LOS ANGELES — A new California law that went into effect on Sunday makes it unlawful for businesses to make automatic renewal offers that are deceptive.

Approved last year, California's SB 313 covers “any business that makes an automatic renewal or continuous service offer to a consumer in the state.”

Consumers in other states, as a consequence of the law taking effect, will likely benefit from the statute, which provides for civil remedies.

With the new law, businesses must state in their offers “a clear and conspicuous explanation of the price that will be charged after the trial ends or the manner in which the subscription or purchasing agreement pricing will change upon conclusion of the trial.”

“[It] would prohibit a business from charging a consumer's credit or debit card, or the consumer's account with a third party, for an automatic renewal or continuous service that is made at a promotional or discounted price for a limited period of time without first obtaining the consumer's consent to the agreement,” according to the new California law.

“[It] would also specify that if the automatic service offer or continuous service offer includes a free gift or trial, the business is required to disclose how to cancel, and allow the consumer to cancel, the automatic renewal or continuous service before the consumer pays for the goods or services.

“The bill also would require a consumer who accepts an automatic renewal offer or continuous service offer online to be allowed to terminate the automatic renewal or continuous service exclusively, as specified. The bill would also make other clarifying and nonsubstantive changes.”

Industry attorney Marc Randazza told XBIZ that most of the businesses he’s observed in the online adult entertainment biz will likely have no issues with the new law.

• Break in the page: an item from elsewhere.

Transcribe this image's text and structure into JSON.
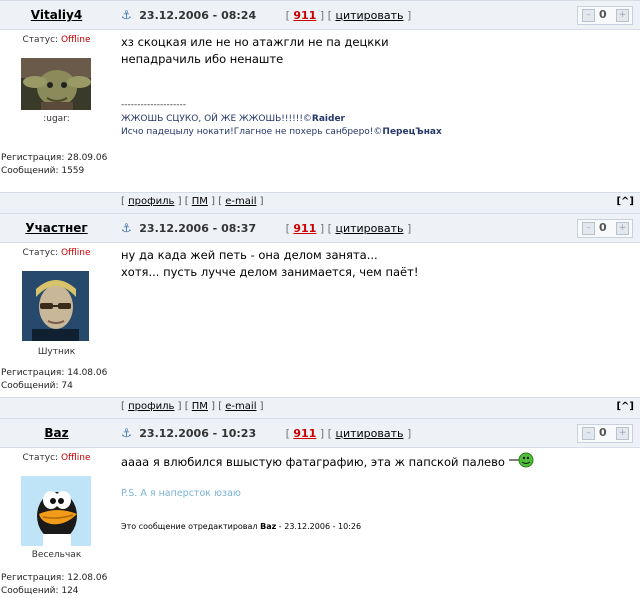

“However, there are a few that make quite a good living by ripping off customers with auto-rebills,” Randazza said. “The scrupulous operators have little to fear. But, those who are not will likely find that this costs them a significant amount of money. 

“I don't feel badly for them, because if you make a lot of money essentially stealing from your customers, you have little right to complain when the gravy train hits a speed bump.”